Quando scegli gli allenatori che guideranno i ragazzi, cosa guardi davvero?

Scelgo allenatori che sappiano lavorare con i bambini, che li lascino giocare. Nei primi anni non serve pressione, serve libertà. I ragazzi devono sentire che sbagliare non è una colpa, ma una parte fondamentale del processo di apprendimento.

Se un bambino non sbaglia, non impara mai. Non bisogna giudicare, né bloccare continuamente. Bisogna lasciare fare, osservare, accompagnare. L’errore è un maestro straordinario, se viene accolto nel modo giusto. Se non sbagli, non impari. Se vieni giudicato, ti chiudi. Se vieni accompagnato, cresci. Allenare significa educare. E educare significa avere pazienza.

Quali opportunità offrono questi tour ai giovani talenti?

Organizzo tour di dieci giorni in Europa per far vivere ai ragazzi il calcio nella sua forma più autentica. Non solo allenamenti, ma vita quotidiana: alimentazione, disciplina, ritmi, cultura, linguaggio del calcio. In Europa il calcio è identità. È religione. In Australia è uno sport tra tanti. Qui i ragazzi vedono cosa significa davvero competere: strutture, intensità, pubblico, professionalità. Tornano a casa con una consapevolezza nuova. Capiscono se questo è davvero il mondo che vogliono affrontare, e cosa serve per farlo.

Dove trova ancora spazio l’intuizione umana, quella capacità di vedere il talento prima che si manifesti?

Lo capisco osservando. Da come un ragazzo si allena, da quanto è disposto a sacrificarsi, da come affronta la lontananza dalla famiglia. Il talento è importante, ma il 90% è la testa. Chi dà sempre il 110%, chi non cerca scuse, chi lavora più del primo, del secondo, del terzo allenamento: quello è il giocatore. La mentalità fa la differenza.

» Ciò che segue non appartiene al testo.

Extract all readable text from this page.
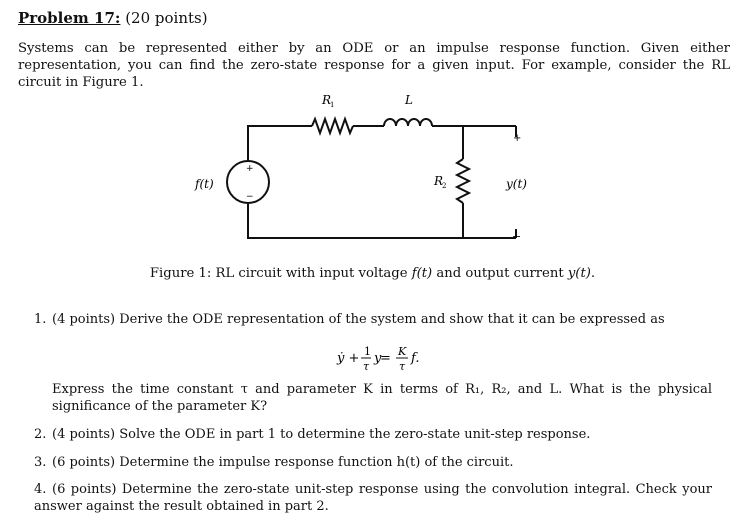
Problem 17: (20 points)
Systems can be represented either by an ODE or an impulse response function. Given either representation, you can find the zero-state response for a given input. For example, consider the RL circuit in Figure 1.
R
1	L
R
2
f(t)	y(t)
+
−
+
−
Figure 1: RL circuit with input voltage f(t) and output current y(t).
1. (4 points) Derive the ODE representation of the system and show that it can be expressed as
ẏ + 1
τ
y
= K
τ
f.
Express the time constant τ and parameter K in terms of R₁, R₂, and L. What is the physical significance of the parameter K?
2. (4 points) Solve the ODE in part 1 to determine the zero-state unit-step response.
3. (6 points) Determine the impulse response function h(t) of the circuit.
4. (6 points) Determine the zero-state unit-step response using the convolution integral. Check your answer against the result obtained in part 2.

Come vivono il metodo e la visione che hai sviluppato in Australia?

I ragazzi devono giocare liberi. Non devono pensare al calcio come a un business. Devono divertirsi, sbagliare, crescere con i propri tempi. La crescita vera nasce dal gioco, dalla gioia e dal rispetto dei tempi individuali. Ogni bambino ha i suoi tempi. Ogni percorso è diverso. Il nostro compito, come tecnici e mentori, è accompagnare, non accelerare. Quando togli la libertà, rovini il talento. Quando rispetti i tempi, lo fai fiorire.

Se potessi cambiare delle cose nel calcio giovanile mondiale, quale sarebbe?

I social media sono un grande problema. Oggi i ragazzi vedono solo il risultato finale: le macchine, le case, il successo. Tutti vogliono essere Cristiano Ronaldo, ma nessuno vede cosa ha dovuto attraversare per arrivarci.

Un bambino di dieci anni con scarpe da 400 euro non diventa un campione. Il valore non è in ciò che indossi, ma in ciò che fai ogni giorno. La responsabilità non è dei bambini, ma degli adulti che hanno cambiato la narrazione del gioco.

Bisogna tornare indietro, per poter andare avanti. Tornare ai sacrifici, alla verità del percorso, alla fatica. Solo così i ragazzi possono costruire sogni veri, non illusioni.

Grazie, Anthony. Le tue parole ci ricordano che il calcio è soprattutto passione, crescita e dedizione.